‘Many will rant and rave against the garment fate has woven for them, but they pick it up and don it all the same, and most wear it to the end of their days. You… you would rather go naked into the storm.’
As my Robin Hobb reviews tend to be overly gushy, I thought I would review them as a trilogy, so any readers out there who aren’t fussed on fantasy can skip over this one! I really enjoyed one reviewers point that it only takes two readings for these books (that are huge by the way) to look battered. Me and the bloke mostly read these on holiday in Portugal so they really suffered from being stuffed in bags, and half buried in sand (and wine). I briefly wondered whether they could have been a quartet instead of a trilogy, but the stories work so well in the current format. So I will accept the size and the wrist-ache that came from reading them one after the other.
There was some googling required after finishing the Farseer series; it seems that some people crack straight on with the Tawny Man Series, which follows on from Farseer. But I was well-convinced that it was worth leaving Fitz behind for a while, to focus on Bingtown and its inhabitants. If anyone else is debating this, it seems a matter of preference. Some people enjoyed taking a break from the intensity of the Farseer storyline, and others were so into it they wanted to jump forward and then come back to Liveships. I’m a purist, so always want to read things in the way that the author intended.
There are wayyyy to many story-lines to begin to even touch on them (think Game of Thrones style, multiple plots that cross-over) but one of the significant plotlines is around the Liveships, a concept that I have never read about in fantasy books before. The Liveships are sentient ships, that are owned by trading families, and infused with the memories of their Captains. Its just fascinating, and develops in fantastic way over the trilogy.
I also loved that this trilogy was fantasy-at-sea. I always loved the sections of the Earthsea Quartet by Ursula Le Guin where Ged, the hero, travels around the islands of the archipelago. So this felt a little like coming home. It makes it quite low-level fantasy, particularly in the first book, but is handled deftly and with respect to an audience that is looking for some magic.
Other themes include morality, seeking refuge, family, class, race, rule, gender roles and expectations, tradition and obligation. But Hobb doesn’t smash you over the head with any of these, and doesn’t present a black and white view of any of them.

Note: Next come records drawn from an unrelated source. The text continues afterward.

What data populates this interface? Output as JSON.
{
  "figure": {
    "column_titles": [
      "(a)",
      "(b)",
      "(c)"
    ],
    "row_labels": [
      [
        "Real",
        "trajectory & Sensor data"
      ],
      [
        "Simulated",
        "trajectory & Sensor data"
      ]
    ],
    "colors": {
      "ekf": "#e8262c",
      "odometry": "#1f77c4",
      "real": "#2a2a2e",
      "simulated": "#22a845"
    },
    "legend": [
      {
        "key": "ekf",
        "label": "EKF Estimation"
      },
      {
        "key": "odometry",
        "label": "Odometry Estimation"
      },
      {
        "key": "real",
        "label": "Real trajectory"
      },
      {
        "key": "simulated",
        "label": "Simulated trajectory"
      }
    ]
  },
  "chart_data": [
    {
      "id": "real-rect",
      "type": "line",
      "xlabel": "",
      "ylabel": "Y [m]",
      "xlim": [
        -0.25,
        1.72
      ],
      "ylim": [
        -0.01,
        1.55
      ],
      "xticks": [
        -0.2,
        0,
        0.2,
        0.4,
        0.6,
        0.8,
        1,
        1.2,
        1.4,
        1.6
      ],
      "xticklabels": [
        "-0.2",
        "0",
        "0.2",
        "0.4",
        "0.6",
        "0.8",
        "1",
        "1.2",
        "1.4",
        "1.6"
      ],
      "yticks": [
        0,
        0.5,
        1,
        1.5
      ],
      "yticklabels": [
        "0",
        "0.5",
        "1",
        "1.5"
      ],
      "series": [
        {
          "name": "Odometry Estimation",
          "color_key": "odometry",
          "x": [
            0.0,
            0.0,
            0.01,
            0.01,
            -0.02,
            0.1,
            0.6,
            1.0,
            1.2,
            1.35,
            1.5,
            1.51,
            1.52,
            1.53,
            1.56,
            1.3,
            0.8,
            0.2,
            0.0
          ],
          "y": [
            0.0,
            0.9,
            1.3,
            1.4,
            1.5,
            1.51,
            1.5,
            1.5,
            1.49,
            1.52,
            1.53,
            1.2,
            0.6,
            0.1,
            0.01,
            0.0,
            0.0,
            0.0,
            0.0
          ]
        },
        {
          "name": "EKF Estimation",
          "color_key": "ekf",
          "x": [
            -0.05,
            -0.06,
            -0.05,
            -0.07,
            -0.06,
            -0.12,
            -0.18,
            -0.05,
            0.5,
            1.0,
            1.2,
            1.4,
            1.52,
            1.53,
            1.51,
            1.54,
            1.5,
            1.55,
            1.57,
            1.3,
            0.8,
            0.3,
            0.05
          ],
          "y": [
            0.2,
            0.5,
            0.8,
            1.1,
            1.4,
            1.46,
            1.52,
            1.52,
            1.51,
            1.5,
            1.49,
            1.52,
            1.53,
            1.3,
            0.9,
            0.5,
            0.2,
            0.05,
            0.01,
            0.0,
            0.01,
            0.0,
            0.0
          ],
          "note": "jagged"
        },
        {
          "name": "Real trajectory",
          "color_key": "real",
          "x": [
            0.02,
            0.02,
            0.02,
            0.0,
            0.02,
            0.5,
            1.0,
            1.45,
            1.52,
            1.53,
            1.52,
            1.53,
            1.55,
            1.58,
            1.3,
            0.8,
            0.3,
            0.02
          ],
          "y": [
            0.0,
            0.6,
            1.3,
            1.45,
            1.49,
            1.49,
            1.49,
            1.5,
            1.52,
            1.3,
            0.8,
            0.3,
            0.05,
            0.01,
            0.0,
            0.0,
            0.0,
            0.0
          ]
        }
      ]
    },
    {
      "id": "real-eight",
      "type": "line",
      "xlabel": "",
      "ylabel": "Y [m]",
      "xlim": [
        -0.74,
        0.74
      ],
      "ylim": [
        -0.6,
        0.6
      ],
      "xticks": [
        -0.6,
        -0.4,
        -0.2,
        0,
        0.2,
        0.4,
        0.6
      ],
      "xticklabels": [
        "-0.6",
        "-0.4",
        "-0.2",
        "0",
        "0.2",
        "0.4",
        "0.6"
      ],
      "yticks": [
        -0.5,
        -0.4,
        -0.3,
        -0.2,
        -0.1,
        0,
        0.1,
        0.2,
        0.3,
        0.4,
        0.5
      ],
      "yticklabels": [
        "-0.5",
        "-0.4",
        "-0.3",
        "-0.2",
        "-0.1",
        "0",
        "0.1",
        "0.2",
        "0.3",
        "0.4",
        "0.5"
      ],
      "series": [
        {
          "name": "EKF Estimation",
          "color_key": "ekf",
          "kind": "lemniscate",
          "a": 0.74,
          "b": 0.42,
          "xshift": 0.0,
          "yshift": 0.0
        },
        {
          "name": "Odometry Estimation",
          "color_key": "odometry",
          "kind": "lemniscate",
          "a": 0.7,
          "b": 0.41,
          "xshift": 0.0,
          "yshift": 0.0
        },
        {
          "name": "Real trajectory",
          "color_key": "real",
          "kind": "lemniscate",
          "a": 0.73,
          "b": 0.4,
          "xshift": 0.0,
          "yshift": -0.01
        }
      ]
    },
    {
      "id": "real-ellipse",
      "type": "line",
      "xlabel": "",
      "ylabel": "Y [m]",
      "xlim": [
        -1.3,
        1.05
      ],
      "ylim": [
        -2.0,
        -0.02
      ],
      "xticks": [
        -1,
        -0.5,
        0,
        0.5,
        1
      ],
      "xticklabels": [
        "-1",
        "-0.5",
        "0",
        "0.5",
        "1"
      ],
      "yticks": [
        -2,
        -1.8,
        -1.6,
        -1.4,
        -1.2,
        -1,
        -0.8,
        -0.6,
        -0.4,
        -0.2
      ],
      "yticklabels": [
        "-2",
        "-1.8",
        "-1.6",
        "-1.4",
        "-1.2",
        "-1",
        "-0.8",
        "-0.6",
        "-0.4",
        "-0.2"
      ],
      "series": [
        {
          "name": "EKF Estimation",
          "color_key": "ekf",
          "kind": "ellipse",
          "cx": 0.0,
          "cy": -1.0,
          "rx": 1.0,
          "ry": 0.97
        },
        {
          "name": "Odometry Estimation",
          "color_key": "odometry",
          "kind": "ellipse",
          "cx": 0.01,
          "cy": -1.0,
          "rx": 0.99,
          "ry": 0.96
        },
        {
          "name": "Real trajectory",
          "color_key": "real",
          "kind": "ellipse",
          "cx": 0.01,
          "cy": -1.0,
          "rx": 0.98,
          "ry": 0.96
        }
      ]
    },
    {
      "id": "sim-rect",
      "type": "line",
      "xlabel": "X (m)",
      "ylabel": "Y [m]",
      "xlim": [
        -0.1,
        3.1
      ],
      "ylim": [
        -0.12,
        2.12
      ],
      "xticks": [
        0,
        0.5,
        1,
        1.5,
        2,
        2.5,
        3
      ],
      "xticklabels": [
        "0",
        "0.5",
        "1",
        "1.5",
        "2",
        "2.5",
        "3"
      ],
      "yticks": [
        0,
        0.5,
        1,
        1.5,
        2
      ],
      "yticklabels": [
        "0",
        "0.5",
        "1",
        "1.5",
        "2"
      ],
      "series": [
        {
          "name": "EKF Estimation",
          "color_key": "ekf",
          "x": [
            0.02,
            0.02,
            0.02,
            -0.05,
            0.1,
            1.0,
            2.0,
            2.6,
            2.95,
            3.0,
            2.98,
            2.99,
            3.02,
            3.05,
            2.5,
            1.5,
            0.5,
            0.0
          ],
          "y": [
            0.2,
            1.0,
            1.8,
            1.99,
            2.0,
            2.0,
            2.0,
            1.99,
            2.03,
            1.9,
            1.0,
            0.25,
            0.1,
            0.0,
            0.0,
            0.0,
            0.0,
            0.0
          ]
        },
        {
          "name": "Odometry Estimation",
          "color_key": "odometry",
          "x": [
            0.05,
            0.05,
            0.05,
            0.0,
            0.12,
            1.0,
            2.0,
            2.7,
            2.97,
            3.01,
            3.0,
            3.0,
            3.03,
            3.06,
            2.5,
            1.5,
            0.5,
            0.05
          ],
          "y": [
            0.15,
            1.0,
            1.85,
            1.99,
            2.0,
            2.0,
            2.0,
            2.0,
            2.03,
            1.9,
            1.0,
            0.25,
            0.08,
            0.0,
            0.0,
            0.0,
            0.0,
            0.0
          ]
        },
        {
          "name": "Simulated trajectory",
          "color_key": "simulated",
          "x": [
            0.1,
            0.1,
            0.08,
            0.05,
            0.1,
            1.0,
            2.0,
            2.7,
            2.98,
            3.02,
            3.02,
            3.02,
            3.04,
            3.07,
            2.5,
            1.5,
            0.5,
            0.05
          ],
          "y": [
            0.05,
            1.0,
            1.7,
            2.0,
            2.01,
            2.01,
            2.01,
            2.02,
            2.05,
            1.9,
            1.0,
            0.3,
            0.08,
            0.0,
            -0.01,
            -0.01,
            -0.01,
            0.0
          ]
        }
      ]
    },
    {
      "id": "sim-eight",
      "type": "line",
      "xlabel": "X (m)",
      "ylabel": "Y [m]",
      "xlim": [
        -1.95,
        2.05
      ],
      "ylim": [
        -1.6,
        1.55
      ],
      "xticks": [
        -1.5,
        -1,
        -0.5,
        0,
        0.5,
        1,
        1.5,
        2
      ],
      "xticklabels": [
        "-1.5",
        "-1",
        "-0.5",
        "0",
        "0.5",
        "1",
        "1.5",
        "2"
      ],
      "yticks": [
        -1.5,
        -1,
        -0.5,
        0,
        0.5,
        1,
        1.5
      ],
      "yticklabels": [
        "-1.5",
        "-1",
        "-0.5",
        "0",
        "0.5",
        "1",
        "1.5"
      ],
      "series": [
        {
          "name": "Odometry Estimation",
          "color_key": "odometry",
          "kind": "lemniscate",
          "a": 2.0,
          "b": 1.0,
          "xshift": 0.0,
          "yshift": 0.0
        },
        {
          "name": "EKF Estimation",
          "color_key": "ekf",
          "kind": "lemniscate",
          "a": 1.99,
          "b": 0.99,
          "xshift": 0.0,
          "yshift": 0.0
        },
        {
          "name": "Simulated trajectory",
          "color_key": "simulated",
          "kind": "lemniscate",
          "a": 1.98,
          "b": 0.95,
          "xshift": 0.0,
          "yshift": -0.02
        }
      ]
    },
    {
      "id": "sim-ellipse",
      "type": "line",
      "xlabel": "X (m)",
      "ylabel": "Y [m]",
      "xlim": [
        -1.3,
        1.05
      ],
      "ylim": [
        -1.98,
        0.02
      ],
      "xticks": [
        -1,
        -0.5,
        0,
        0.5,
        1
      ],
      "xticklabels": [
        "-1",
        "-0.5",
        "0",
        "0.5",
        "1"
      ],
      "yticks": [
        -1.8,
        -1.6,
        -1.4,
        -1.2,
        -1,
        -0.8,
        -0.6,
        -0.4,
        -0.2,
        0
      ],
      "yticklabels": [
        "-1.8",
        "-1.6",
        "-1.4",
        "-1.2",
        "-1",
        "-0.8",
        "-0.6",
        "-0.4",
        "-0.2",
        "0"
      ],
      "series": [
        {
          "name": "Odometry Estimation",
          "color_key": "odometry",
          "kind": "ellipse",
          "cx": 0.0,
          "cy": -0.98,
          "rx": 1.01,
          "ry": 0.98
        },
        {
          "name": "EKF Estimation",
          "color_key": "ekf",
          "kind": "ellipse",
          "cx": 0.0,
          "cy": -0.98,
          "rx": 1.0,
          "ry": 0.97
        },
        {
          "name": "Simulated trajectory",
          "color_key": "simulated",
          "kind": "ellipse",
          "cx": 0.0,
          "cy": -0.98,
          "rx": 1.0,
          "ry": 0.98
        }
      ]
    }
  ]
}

As with the Farseer series, this trilogy is heavily character driven, introducing us to some of the most wonderfully complex, frustratingly flawed characters. One reviewer points out Hobbs use of perspective, with the action being seen through one characters eyes at at time, you can find yourself constantly switching allegiance. Its a classic example of there being numerous sides to every story, and is refreshing in this format, allowing the reader to empathise with all of the characters and the decisions that they make. I surprised myself by doing a full 180 degree turn on one character, and I am very stubborn. Althea is a wonderful main character; spirited, flawed, and rallying against a society that would have her playing a role she can’t bear the thought of.
Hobb manages to retain enough mystery to keep you rapt until the last page, with many of the twists and turns coming out of the blue (for me at least). There was one reveal that I genuinely didn’t notice until another Hobbnobb pointed it out to me. Goddamn my skim-reading. To me, it is faultless writing. Unlike the Farseer trilogy where I found the pacing a bit patchy between the first and second books, this trilogy I found to be more consistently paced. I’m just grateful that I was mostly reading them on holiday because I really couldn’t put them down. I also had some very epic serpent-related dreams!
The trilogy ends in a particularly satisfying way, which is no mean feat when you consider the intricate story-lines that have been woven. I found the ending less emotionally exhausting than the end of the Farseer trilogy, but this is perhaps to be expected when you are reading the fates so many characters from their own perspectives, rather than the main character narrative of Fitz.
I really couldn’t recommend these highly enough, even if you’re not a huge fan of the genre. If you’re into escapism and strong narratives, then the Livership Traders trilogy is a great place to start that journey.